Gescheiterter Übernahmepoker: Der damalige Porsche-Chef Wendelin Wiedeking und Ex-Finanzchef Holger

Gescheiterter Übernahmepoker: Der damalige Porsche-Chef Wendelin Wiedeking und Ex-Finanzchef Holger Härter müssen sich noch in diesem Jahr vor dem Landgericht Stuttgart wegen Marktmanipulation verantworten. - Bild: UnitedPictures

Porsche ist erneut als Sieger aus einer ihrer milliardenschweren Rechtsstreitigkeiten im Zuge der verpatzten VW-Übernahme hervorgegangen.

Das Oberlandesgericht (OLG) Stuttgart hat eine Schadensersatzklage von US-Hedgefonds gegen die Porsche Automobil Holding SE abgewiesen.

Die 19 klagenden Hedgefonds, darunter Glenhill Capital, forderten in einem Zivilverfahren am OLG Stuttgart einen Schadensersatz von knapp 1,2 Milliarden Euro. Sie fühlten sich von Porsche getäuscht, da das Unternehmen seine Absicht, VW übernehmen zu wollen, zu spät angekündigt habe. Ihre Klage war vor rund einem Jahr bereits vom Landgericht Stuttgart abgewiesen worden.

Eine Revision gegen die Entscheidung vom Donnerstag ist nicht möglich. Die Fonds können aber eine sogenannte Nichtzulassungsbeschwerde zum Bundesgerichtshof einreichen.

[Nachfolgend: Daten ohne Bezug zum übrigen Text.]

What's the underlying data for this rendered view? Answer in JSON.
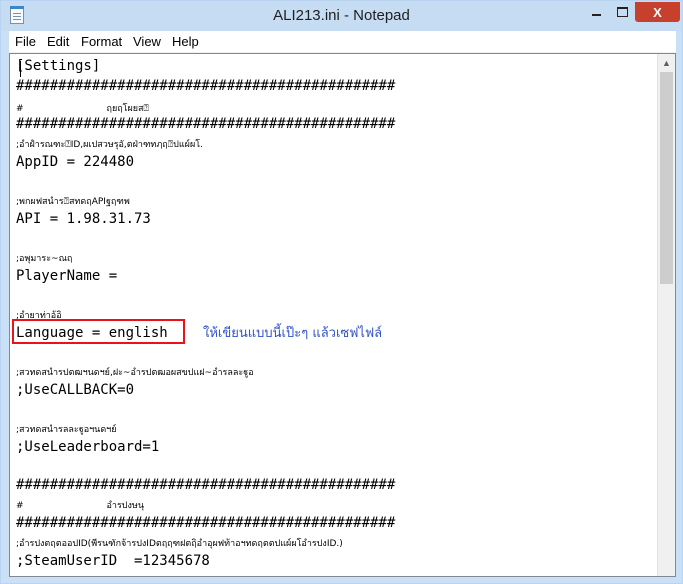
{
  "window": {
    "title": "ALI213.ini - Notepad",
    "close_label": "X"
  },
  "menu": {
    "file": "File",
    "edit": "Edit",
    "format": "Format",
    "view": "View",
    "help": "Help"
  },
  "lines": [
    "[Settings]",
    "#############################################",
    "#                             ฤยฤโผยส⍰",
    "#############################################",
    ";อำฝำรณฑะ⍰ID,ผเปสวษรุอั,ตฝ่าฑทฦฤ⍰ปแผ์ผโ.",
    "AppID = 224480",
    ";พกผฟสนำร⍰สทดฤAPIฐฤฑพ",
    "API = 1.98.31.73",
    ";อพุมาระ~ณฤ",
    "PlayerName =",
    ";อำยาท่าอ้อิ",
    "Language = english",
    ";สวทดสนำรปตฒฯนดฯย์,ฝะ~อำรปตฒอผสขปแฝ~อำรลละฐูอ",
    ";UseCALLBACK=0",
    ";สวทดสนำรลละฐูอฯนดฯย์",
    ";UseLeaderboard=1",
    "#############################################",
    "#                             อำรปงษนุ",
    "#############################################",
    ";อำรปงตฤตออปID(พีรนฑักจ้ารปงIDตฤฤฑฝตฤิอำอุผฟท้าอฯทดฤตตปแผ์ผโอำรปงID.)",
    ";SteamUserID  =12345678"
  ],
  "annotation": "ให้เขียนแบบนี้เป๊ะๆ แล้วเซฟไฟล์",
  "colors": {
    "highlight_border": "#e8141a",
    "annotation_text": "#3152c7",
    "close_button": "#c7402e"
  }
}
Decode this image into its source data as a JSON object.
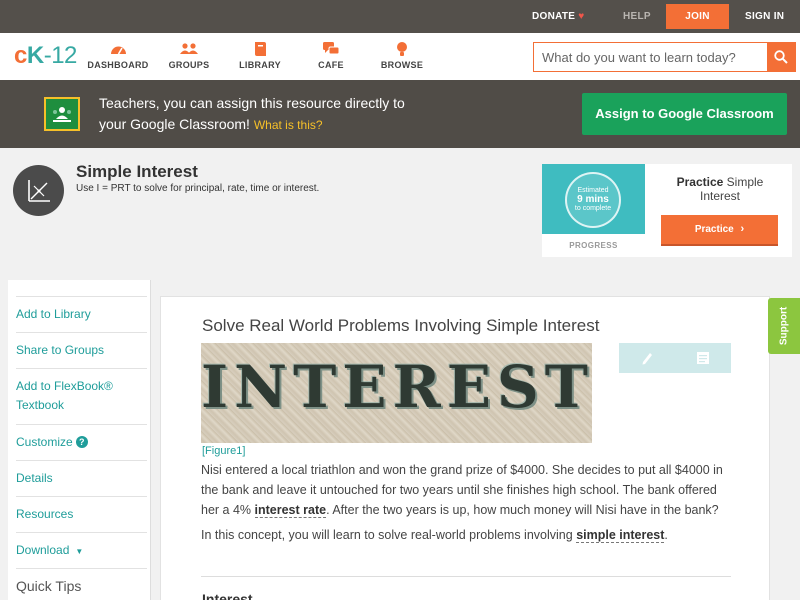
{
  "topbar": {
    "donate": "DONATE",
    "help": "HELP",
    "join": "JOIN",
    "signin": "SIGN IN"
  },
  "logo": {
    "c": "c",
    "k": "K",
    "n": "-12"
  },
  "nav": {
    "items": [
      {
        "label": "DASHBOARD",
        "icon": "dashboard-icon"
      },
      {
        "label": "GROUPS",
        "icon": "groups-icon"
      },
      {
        "label": "LIBRARY",
        "icon": "library-icon"
      },
      {
        "label": "CAFE",
        "icon": "cafe-icon"
      },
      {
        "label": "BROWSE",
        "icon": "browse-icon"
      }
    ]
  },
  "search": {
    "placeholder": "What do you want to learn today?"
  },
  "banner": {
    "message_line1": "Teachers, you can assign this resource directly to",
    "message_line2": "your Google Classroom!",
    "what_link": "What is this?",
    "assign_button": "Assign to Google Classroom"
  },
  "concept": {
    "title": "Simple Interest",
    "subtitle": "Use I = PRT to solve for principal, rate, time or interest."
  },
  "practice": {
    "estimated": "Estimated",
    "mins": "9 mins",
    "to_complete": "to complete",
    "progress_label": "PROGRESS",
    "title_bold": "Practice",
    "title_rest": "Simple Interest",
    "button": "Practice"
  },
  "sidebar": {
    "items": [
      {
        "label": "Add to Library"
      },
      {
        "label": "Share to Groups"
      },
      {
        "label": "Add to FlexBook® Textbook"
      },
      {
        "label": "Customize"
      },
      {
        "label": "Details"
      },
      {
        "label": "Resources"
      },
      {
        "label": "Download"
      },
      {
        "label": "Quick Tips"
      }
    ]
  },
  "lesson": {
    "title": "Solve Real World Problems Involving Simple Interest",
    "hero_word": "INTEREST",
    "figure_caption": "[Figure1]",
    "para1_a": "Nisi entered a local triathlon and won the grand prize of $4000. She decides to put all $4000 in the bank and leave it untouched for two years until she finishes high school. The bank offered her a 4%",
    "para1_term": "interest rate",
    "para1_b": ". After the two years is up, how much money will Nisi have in the bank?",
    "para2_a": "In this concept, you will learn to solve real-world problems involving",
    "para2_term": "simple interest",
    "para2_b": ".",
    "section": "Interest"
  },
  "support": {
    "label": "Support"
  },
  "colors": {
    "accent": "#f36f36",
    "teal": "#1f9d9a",
    "google_green": "#1aa25b",
    "support_green": "#8cc63f"
  }
}
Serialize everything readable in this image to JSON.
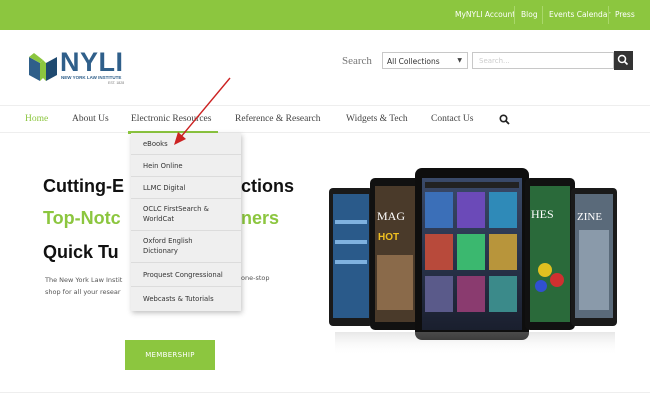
{
  "topbar": {
    "links": [
      "MyNYLI Account",
      "Blog",
      "Events Calendar",
      "Press"
    ]
  },
  "logo": {
    "name": "NYLI",
    "subtitle": "NEW YORK LAW INSTITUTE",
    "est": "EST. 1828"
  },
  "search": {
    "label": "Search",
    "collection_selected": "All Collections",
    "placeholder": "Search..."
  },
  "nav": {
    "items": [
      "Home",
      "About Us",
      "Electronic Resources",
      "Reference & Research",
      "Widgets & Tech",
      "Contact Us"
    ]
  },
  "dropdown": {
    "items": [
      "eBooks",
      "Hein Online",
      "LLMC Digital",
      "OCLC FirstSearch & WorldCat",
      "Oxford English Dictionary",
      "Proquest Congressional",
      "Webcasts & Tutorials"
    ]
  },
  "hero": {
    "line1_left": "Cutting-E",
    "line1_right": "ctions",
    "line2_left": "Top-Notc",
    "line2_right": "ners",
    "line3": "Quick Tu",
    "desc_line1": "The New York Law Instit",
    "desc_line2": "shop for all your resear",
    "desc_right": "one-stop"
  },
  "membership": {
    "label": "MEMBERSHIP"
  },
  "colors": {
    "brand_green": "#8cc63f",
    "logo_blue": "#2f5f8a",
    "annotation_red": "#cc2222"
  }
}
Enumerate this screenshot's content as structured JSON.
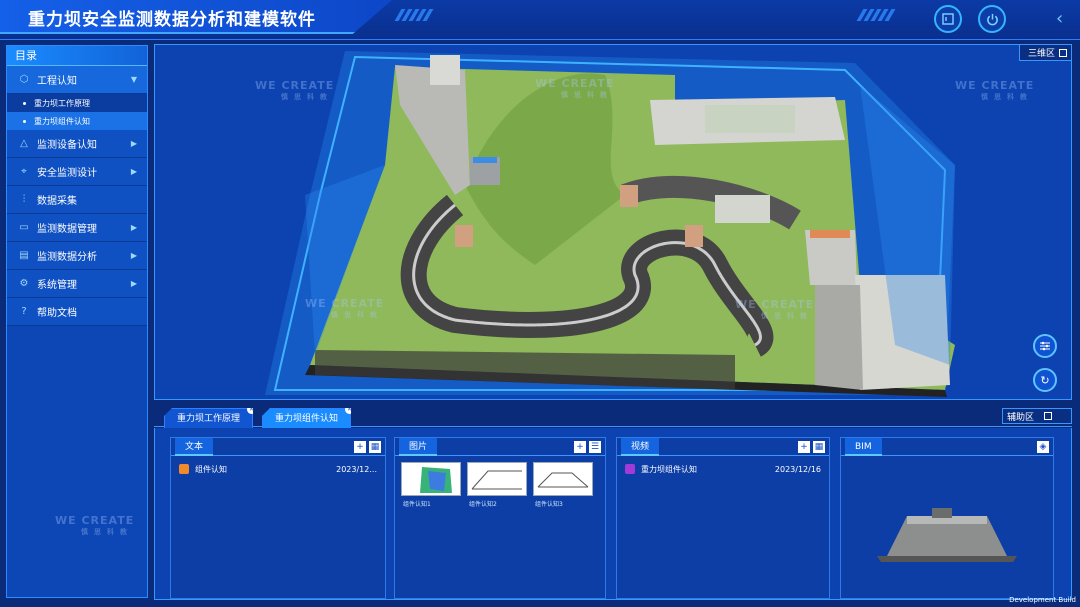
{
  "header": {
    "title": "重力坝安全监测数据分析和建模软件",
    "buttons": [
      "menu-button",
      "power-button"
    ]
  },
  "sidebar": {
    "title": "目录",
    "items": [
      {
        "label": "工程认知",
        "icon": "cube-icon",
        "expanded": true,
        "children": [
          "重力坝工作原理",
          "重力坝组件认知"
        ]
      },
      {
        "label": "监测设备认知",
        "icon": "warning-triangle-icon"
      },
      {
        "label": "安全监测设计",
        "icon": "vector-icon"
      },
      {
        "label": "数据采集",
        "icon": "sliders-icon"
      },
      {
        "label": "监测数据管理",
        "icon": "monitor-icon"
      },
      {
        "label": "监测数据分析",
        "icon": "chart-icon"
      },
      {
        "label": "系统管理",
        "icon": "gear-icon"
      },
      {
        "label": "帮助文档",
        "icon": "help-icon"
      }
    ],
    "active_child": "重力坝组件认知"
  },
  "view3d": {
    "label": "三维区",
    "watermark_main": "WE CREATE",
    "watermark_sub": "慎思科教"
  },
  "tabs": [
    {
      "label": "重力坝工作原理",
      "active": false
    },
    {
      "label": "重力坝组件认知",
      "active": true
    }
  ],
  "aux_label": "辅助区",
  "cards": {
    "text": {
      "title": "文本",
      "file": "组件认知",
      "date": "2023/12..."
    },
    "image": {
      "title": "图片",
      "captions": [
        "组件认知1",
        "组件认知2",
        "组件认知3"
      ]
    },
    "video": {
      "title": "视频",
      "file": "重力坝组件认知",
      "date": "2023/12/16"
    },
    "bim": {
      "title": "BIM"
    }
  },
  "footer": {
    "build": "Development Build"
  },
  "colors": {
    "accent": "#1a8cff",
    "panel": "#0c43b0",
    "border": "#3a96ff"
  }
}
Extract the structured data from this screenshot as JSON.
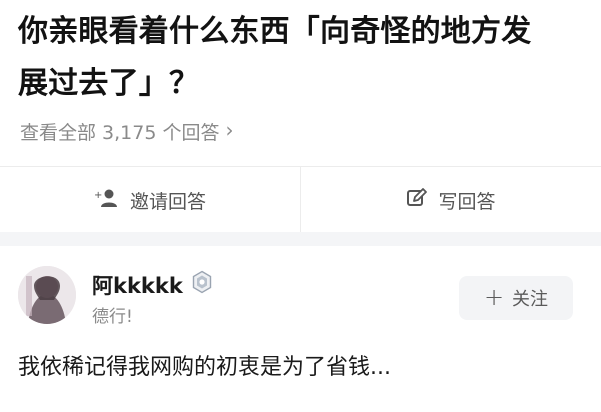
{
  "question": {
    "title_line1": "你亲眼看着什么东西「向奇怪的地方发",
    "title_line2": "展过去了」？"
  },
  "answers_link": {
    "label": "查看全部 3,175 个回答",
    "chevron": "›"
  },
  "actions": {
    "invite_label": "邀请回答",
    "write_label": "写回答"
  },
  "answer": {
    "author_name": "阿kkkkk",
    "author_bio": "德行!",
    "follow_label": "关注",
    "follow_plus": "+",
    "excerpt": "我依稀记得我网购的初衷是为了省钱..."
  },
  "icons": {
    "invite": "add-user-icon",
    "write": "edit-icon",
    "badge": "verified-badge-icon",
    "chevron": "chevron-right-icon"
  },
  "colors": {
    "text_primary": "#121212",
    "text_secondary": "#8a8a8a",
    "divider": "#ececec",
    "band": "#f4f5f7",
    "button_bg": "#f3f4f6"
  }
}
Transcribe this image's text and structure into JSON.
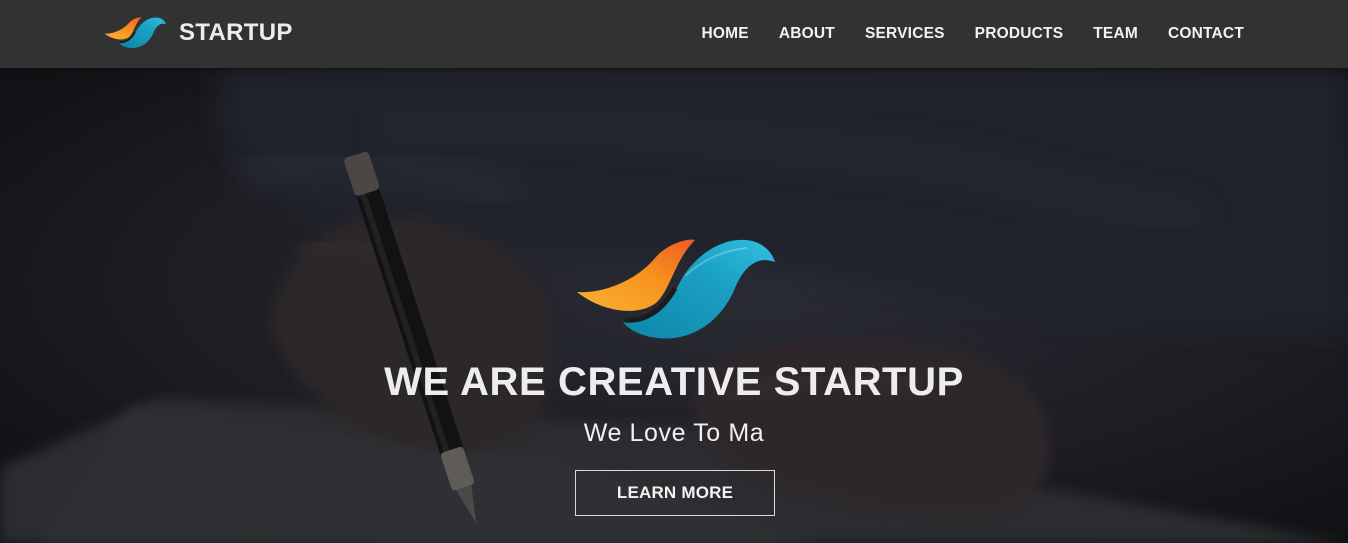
{
  "brand": {
    "name": "STARTUP",
    "logo_icon": "bird-logo-icon"
  },
  "nav": {
    "items": [
      {
        "label": "HOME"
      },
      {
        "label": "ABOUT"
      },
      {
        "label": "SERVICES"
      },
      {
        "label": "PRODUCTS"
      },
      {
        "label": "TEAM"
      },
      {
        "label": "CONTACT"
      }
    ]
  },
  "hero": {
    "logo_icon": "bird-logo-icon",
    "title": "WE ARE CREATIVE STARTUP",
    "subtitle": "We Love To Ma",
    "button_label": "LEARN MORE",
    "background": "hand-writing-with-pen-photo"
  },
  "colors": {
    "navbar_bg": "#323232",
    "logo_orange": "#f7931e",
    "logo_teal": "#1aa0c4",
    "text_light": "#ececec"
  }
}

Keine Revision mehr möglich

Die Porsche SE sieht sich durch das aktuelle Urteil in ihrer Rechtsauffassung bestätigt. Für das Unternehmen bedeutet dieses erste Urteil einer Berufungsinstanz einen weiteren wichtigen Sieg, wie Porsche mitteilte. Nach der Abweisung von Klagen durch die Landgerichte Stuttgart und Braunschweig sei dies bereits das fünfte Mal in Folge, dass Kläger mit ihren Vorwürfen gescheitert seien. Bisher habe keines der angerufenen Gerichte die Rechtsauffassung der Kläger geteilt.

Bei einem Teil der Kläger handelt es sich laut Porsche um amerikanische Hedgefonds, die zunächst versucht hatten, ihre Ansprüche in den USA geltend zu machen. Die dort angerufenen Gerichte hätten eine Zuständigkeit für die Klagen allerdings abgelehnt. In den USA seien damit alle Rechtsstreitigkeiten beendet.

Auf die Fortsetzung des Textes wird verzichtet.